Among other films in which she appeared as Shirley Mills are “Young People” and “Miss Annie Rooney,” both starring Shirley Temple. Hanson also was a teenage member of Universal’s jitterbug dance troupe the Jivin’ Jacks and Jills in the ‘40s and worked as a fashion and advertising model.
After later working as a nightclub performer and stage personality, Hanson became a female pioneer in selling data-processing services in the 1960s and became the first female president of the Data Processing Management Assn. in Los Angeles.
She then became vice president of marketing and public relations for Management Applied Programming, a major data processing center, for which she started a division for nonprofit organizations.
Hanson also launched her own wedding planning company, A Party for All Seasons.
She married Mel Hanson in 1977; he died in a car accident 18 years later.
Co-promoter of boxing shows
Lorraine Chargin, 79, who co-promoted hundreds of fights with her husband, former Olympic Auditorium boxing matchmaker Don Chargin, died of cancer Tuesday at Twin Cities Community Hospital in Templeton, Calif.
The Chargins, longtime residents of the San Fernando Valley who later moved to Cambria, Calif., promoted boxing shows in San Francisco, Sacramento, Reno and elsewhere.
They were fixtures at major fights, including the most lucrative card in history -- Oscar De La Hoya versus Floyd Mayweather Jr. in 2007 -- which they co-promoted.
“They were synonymous,” veteran boxing publicist Bill Caplan said. “Don did the matchmaking; Lorraine did the detail work.”
Lorraine Chargin was strong-willed and feisty.
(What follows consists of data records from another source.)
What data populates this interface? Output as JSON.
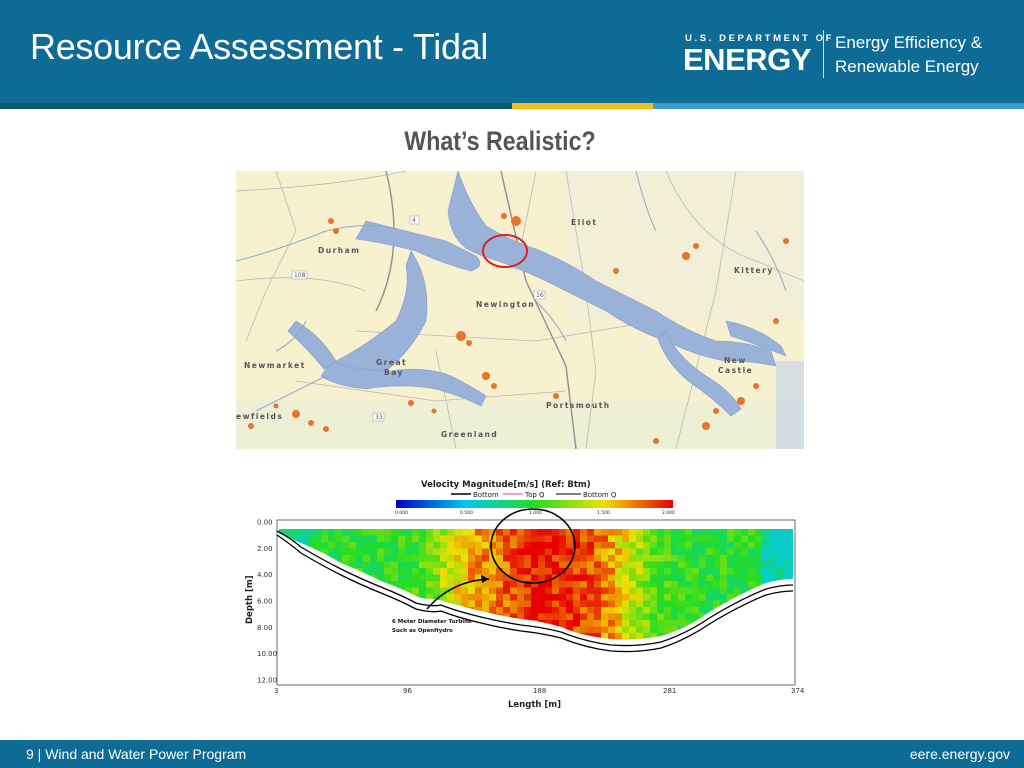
{
  "header": {
    "title": "Resource Assessment - Tidal",
    "doe_top": "U.S. DEPARTMENT OF",
    "doe_main": "ENERGY",
    "eere_line1": "Energy Efficiency &",
    "eere_line2": "Renewable Energy"
  },
  "slide": {
    "subtitle": "What’s Realistic?"
  },
  "map": {
    "labels": [
      "Eliot",
      "Durham",
      "Kittery",
      "Newington",
      "Newmarket",
      "Great",
      "Bay",
      "New",
      "Castle",
      "ewfields",
      "Portsmouth",
      "Greenland"
    ],
    "route_numbers": [
      "4",
      "108",
      "16",
      "33"
    ]
  },
  "plot": {
    "title": "Velocity Magnitude[m/s] (Ref: Btm)",
    "legend": {
      "bottom": "Bottom",
      "top_q": "Top Q",
      "bottom_q": "Bottom Q"
    },
    "colorbar_ticks": [
      "0.000",
      "0.500",
      "1.000",
      "1.500",
      "2.000"
    ],
    "y_axis_label": "Depth [m]",
    "y_ticks": [
      "0.00",
      "2.00",
      "4.00",
      "6.00",
      "8.00",
      "10.00",
      "12.00"
    ],
    "x_axis_label": "Length [m]",
    "x_ticks": [
      "3",
      "96",
      "188",
      "281",
      "374"
    ],
    "annotation_line1": "6 Meter Diameter Turbine",
    "annotation_line2": "Such as OpenHydro",
    "colors": {
      "low": "#0000c8",
      "mid": "#22dd22",
      "high": "#e60000"
    }
  },
  "footer": {
    "left": "9 | Wind and Water Power Program",
    "right": "eere.energy.gov"
  }
}
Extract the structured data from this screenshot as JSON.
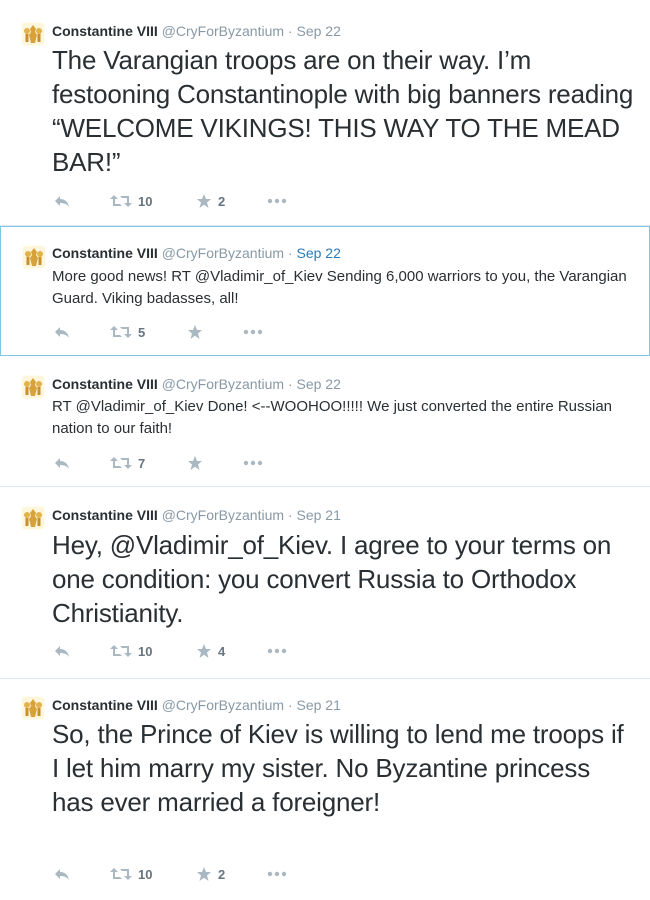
{
  "colors": {
    "text": "#292f33",
    "muted": "#8899a6",
    "link": "#2b7bb9",
    "divider": "#e1e8ed",
    "selected_border": "#7fc8e4"
  },
  "tweets": [
    {
      "name": "Constantine VIII",
      "handle": "@CryForByzantium",
      "sep": "·",
      "date": "Sep 22",
      "text": "The Varangian troops are on their way. I’m festooning Constantinople with big banners reading “WELCOME VIKINGS! THIS WAY TO THE MEAD BAR!”",
      "retweets": "10",
      "favorites": "2"
    },
    {
      "name": "Constantine VIII",
      "handle": "@CryForByzantium",
      "sep": "·",
      "date": "Sep 22",
      "text": "More good news! RT @Vladimir_of_Kiev Sending 6,000 warriors to you, the Varangian Guard. Viking badasses, all!",
      "retweets": "5",
      "favorites": ""
    },
    {
      "name": "Constantine VIII",
      "handle": "@CryForByzantium",
      "sep": "·",
      "date": "Sep 22",
      "text": "RT @Vladimir_of_Kiev Done! <--WOOHOO!!!!! We just converted the entire Russian nation to our faith!",
      "retweets": "7",
      "favorites": ""
    },
    {
      "name": "Constantine VIII",
      "handle": "@CryForByzantium",
      "sep": "·",
      "date": "Sep 21",
      "text": "Hey, @Vladimir_of_Kiev. I agree to your terms on one condition: you convert Russia to Orthodox Christianity.",
      "retweets": "10",
      "favorites": "4"
    },
    {
      "name": "Constantine VIII",
      "handle": "@CryForByzantium",
      "sep": "·",
      "date": "Sep 21",
      "text": "So, the Prince of Kiev is willing to lend me troops if I let him marry my sister. No Byzantine princess has ever married a foreigner!",
      "retweets": "10",
      "favorites": "2"
    }
  ]
}
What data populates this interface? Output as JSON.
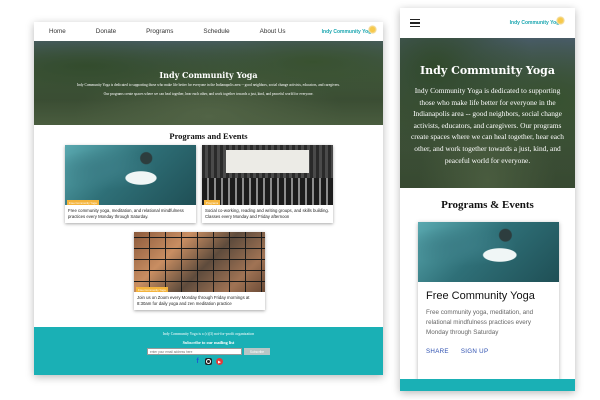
{
  "desktop": {
    "nav": {
      "items": [
        {
          "label": "Home"
        },
        {
          "label": "Donate"
        },
        {
          "label": "Programs"
        },
        {
          "label": "Schedule"
        },
        {
          "label": "About Us"
        }
      ],
      "brand": "Indy Community Yoga"
    },
    "hero": {
      "title": "Indy Community Yoga",
      "line1": "Indy Community Yoga is dedicated to supporting those who make life better for everyone in the Indianapolis area -- good neighbors, social change activists, educators, and caregivers.",
      "line2": "Our programs create spaces where we can heal together, hear each other, and work together towards a just, kind, and peaceful world for everyone."
    },
    "programs": {
      "title": "Programs and Events",
      "cards": [
        {
          "tag": "Free Community Yoga",
          "desc": "Free community yoga, meditation, and relational mindfulness practices every Monday through Saturday."
        },
        {
          "tag": "Programs",
          "desc": "Social co-working, reading and writing groups, and skills building. Classes every Monday and Friday afternoon"
        },
        {
          "tag": "Free Community Yoga",
          "desc": "Join us on Zoom every Monday through Friday mornings at 8:30am for daily yoga and zen meditation practice"
        }
      ]
    },
    "footer": {
      "org": "Indy Community Yoga is a (c)(3) not-for-profit organization",
      "subscribe_title": "Subscribe to our mailing list",
      "email_placeholder": "enter your email address here",
      "subscribe_button": "Subscribe",
      "socials": [
        {
          "icon": "facebook-icon"
        },
        {
          "icon": "instagram-icon"
        },
        {
          "icon": "youtube-icon"
        }
      ]
    }
  },
  "mobile": {
    "brand": "Indy Community Yoga",
    "hero": {
      "title": "Indy Community Yoga",
      "text": "Indy Community Yoga is dedicated to supporting those who make life better for everyone in the Indianapolis area -- good neighbors, social change activists, educators, and caregivers. Our programs create spaces where we can heal together, hear each other, and work together towards a just, kind, and peaceful world for everyone."
    },
    "programs_title": "Programs & Events",
    "card": {
      "title": "Free Community Yoga",
      "desc": "Free community yoga, meditation, and relational mindfulness practices every Monday through Saturday",
      "actions": [
        "SHARE",
        "SIGN UP"
      ]
    }
  },
  "colors": {
    "accent": "#1ab0b5",
    "tag": "#f4b43c",
    "link": "#2c4fb0"
  }
}
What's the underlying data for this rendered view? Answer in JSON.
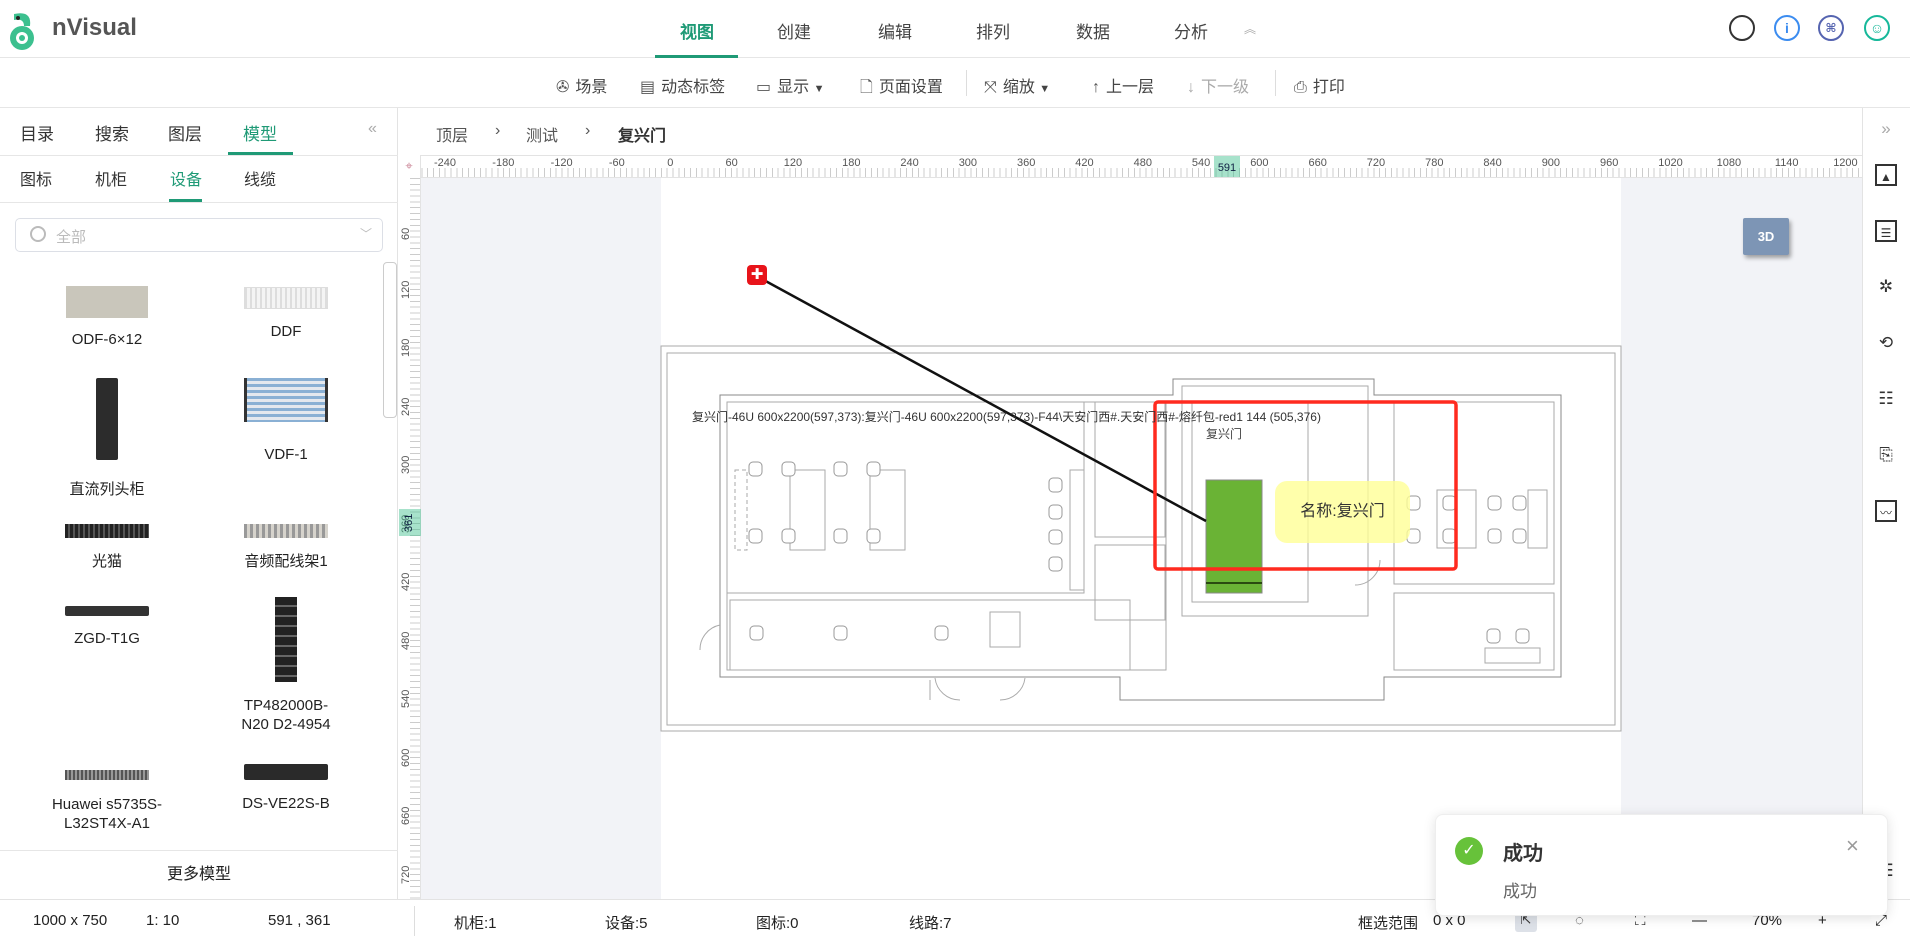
{
  "app": {
    "name": "nVisual"
  },
  "nav": {
    "tabs": [
      "视图",
      "创建",
      "编辑",
      "排列",
      "数据",
      "分析"
    ],
    "active": 0
  },
  "toolbar": {
    "scene": "场景",
    "dynamic_label": "动态标签",
    "display": "显示",
    "page_setup": "页面设置",
    "zoom": "缩放",
    "up_level": "上一层",
    "down_level": "下一级",
    "print": "打印"
  },
  "left_panel": {
    "tabs": [
      "目录",
      "搜索",
      "图层",
      "模型"
    ],
    "subtabs": [
      "图标",
      "机柜",
      "设备",
      "线缆"
    ],
    "search_placeholder": "全部",
    "items": [
      {
        "name": "ODF-6×12"
      },
      {
        "name": "DDF"
      },
      {
        "name": "直流列头柜"
      },
      {
        "name": "VDF-1"
      },
      {
        "name": "光猫"
      },
      {
        "name": "音频配线架1"
      },
      {
        "name": "ZGD-T1G"
      },
      {
        "name": "TP482000B-N20 D2-4954"
      },
      {
        "name": "Huawei s5735S-L32ST4X-A1"
      },
      {
        "name": "DS-VE22S-B"
      }
    ],
    "more": "更多模型"
  },
  "breadcrumb": [
    "顶层",
    "测试",
    "复兴门"
  ],
  "ruler": {
    "h_labels": [
      "-240",
      "-180",
      "-120",
      "-60",
      "0",
      "60",
      "120",
      "180",
      "240",
      "300",
      "360",
      "420",
      "480",
      "540",
      "600",
      "660",
      "720",
      "780",
      "840",
      "900",
      "960",
      "1020",
      "1080",
      "1140",
      "1200"
    ],
    "v_labels": [
      "60",
      "120",
      "180",
      "240",
      "300",
      "360",
      "420",
      "480",
      "540",
      "600",
      "660",
      "720"
    ],
    "cursor_x": "591",
    "cursor_y": "361"
  },
  "canvas": {
    "link_label": "复兴门-46U 600x2200(597,373):复兴门-46U 600x2200(597,373)-F44\\天安门西#.天安门西#-熔纤包-red1 144 (505,376)",
    "rack_label": "复兴门",
    "tooltip": "名称:复兴门",
    "btn_3d": "3D"
  },
  "toast": {
    "title": "成功",
    "message": "成功"
  },
  "status": {
    "page_size": "1000 x 750",
    "scale": "1: 10",
    "cursor": "591 , 361",
    "racks": "机柜:1",
    "devices": "设备:5",
    "icons": "图标:0",
    "links": "线路:7",
    "selection_label": "框选范围",
    "selection": "0 x 0",
    "zoom": "70%"
  },
  "colors": {
    "accent": "#1f9a76",
    "selection": "#ff2a1f",
    "rack": "#6ab335"
  }
}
She famously stood up to brash promoter Don King when he barged into Arco Arena in Sacramento without a credential in 1995 to watch future heavyweight champion Lennox Lewis.
“If you don’t start acting like a gentleman, I’ll throw you out of here,” she told King.
The Chargins presided over the careers of champion boxers Bobby Chacon, Tony Lopez, Willie Jorrin and Loreto Garza, along with respected heavyweights Henry Clark and Eddie Machen.
Recently, the Chargins advised Roberto Garcia, who landed a date against Antonio Margarito in his comeback fight May 8 in Mexico.
Lorraine Chargin was born Dec. 4, 1930, in New Haven, Conn.